More than a dozen environmental workers had gone out before dawn Tuesday to the far south of St. Simons Island to collect and bag oil soaked sand and spray finely ground sphagnum moss on blackened swamp grass as part of the continuing response to Saturday’s Golden Ray oil spill.
“We will be here for several days,” said Michael Himes, US Coast Guard spokesman for the unified command.
In the hours following the spill of an unknown quantity of fuel oil on Saturday evening at ebb tide, oil puddles formed during the rising tides along the beach at the southern tip of the island. Oil also blanketed Johnson Rocks and the beach to the north, most of which was removed on Sunday morning.
“With the tidal cycle, it lifts the oil and it paints the grass,” Himes said.
Workers used equipment similar to leaf blowers to coat the black grass with brown, powdery Sphag Sorb. The partially absorbed oil becomes less sticky and falls off with the incoming tide cycles rather than spreading further and sticking to more grass, Himes said.
The oil and contaminated sand can then be shoveled into bags for removal, but removal crews will not dig up any grass, he said.

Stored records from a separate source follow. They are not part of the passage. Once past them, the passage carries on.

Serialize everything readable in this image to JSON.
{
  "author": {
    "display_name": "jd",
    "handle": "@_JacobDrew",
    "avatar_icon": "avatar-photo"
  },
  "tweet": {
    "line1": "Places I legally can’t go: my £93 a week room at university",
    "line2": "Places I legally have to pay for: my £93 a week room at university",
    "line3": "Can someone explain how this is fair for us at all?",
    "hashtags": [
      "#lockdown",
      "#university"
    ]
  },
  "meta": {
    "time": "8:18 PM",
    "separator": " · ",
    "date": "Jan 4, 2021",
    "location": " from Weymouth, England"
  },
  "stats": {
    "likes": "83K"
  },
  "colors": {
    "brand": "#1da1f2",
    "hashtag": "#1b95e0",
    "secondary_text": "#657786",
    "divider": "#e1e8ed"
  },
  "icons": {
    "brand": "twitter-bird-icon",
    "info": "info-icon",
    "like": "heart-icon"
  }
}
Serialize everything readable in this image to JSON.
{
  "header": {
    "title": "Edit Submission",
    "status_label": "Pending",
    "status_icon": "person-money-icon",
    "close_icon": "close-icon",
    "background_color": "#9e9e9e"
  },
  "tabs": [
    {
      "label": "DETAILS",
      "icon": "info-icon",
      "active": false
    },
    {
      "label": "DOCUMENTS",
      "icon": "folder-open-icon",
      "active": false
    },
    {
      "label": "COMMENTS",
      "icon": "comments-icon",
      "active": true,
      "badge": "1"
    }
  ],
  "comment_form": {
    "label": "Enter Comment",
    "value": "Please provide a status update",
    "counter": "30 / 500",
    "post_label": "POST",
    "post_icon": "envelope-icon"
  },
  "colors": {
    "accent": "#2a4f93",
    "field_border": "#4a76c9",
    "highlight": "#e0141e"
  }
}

Meanwhile, a large amount of oil is still contained in a barrier around the vessel where the third of the last of the eight sections has been severed and is suspended from the VB 10,000 crane to be removed by a floating dry dock.
In order to bring the barge under the cut section, a door in the containment boom must be opened. The Unified Command wants to make sure no oil escapes when the barge floats through the opening, Himes said.
Because the cut section is at the western end, the tide must go down and there must be enough time to close the door before the tide changes, he said.
“The problem is… it’s not done in two hours,” Himes said.
Once the barge is installed on the floating dry dock, it will remain there until it is safely secured so that it can be towed into port.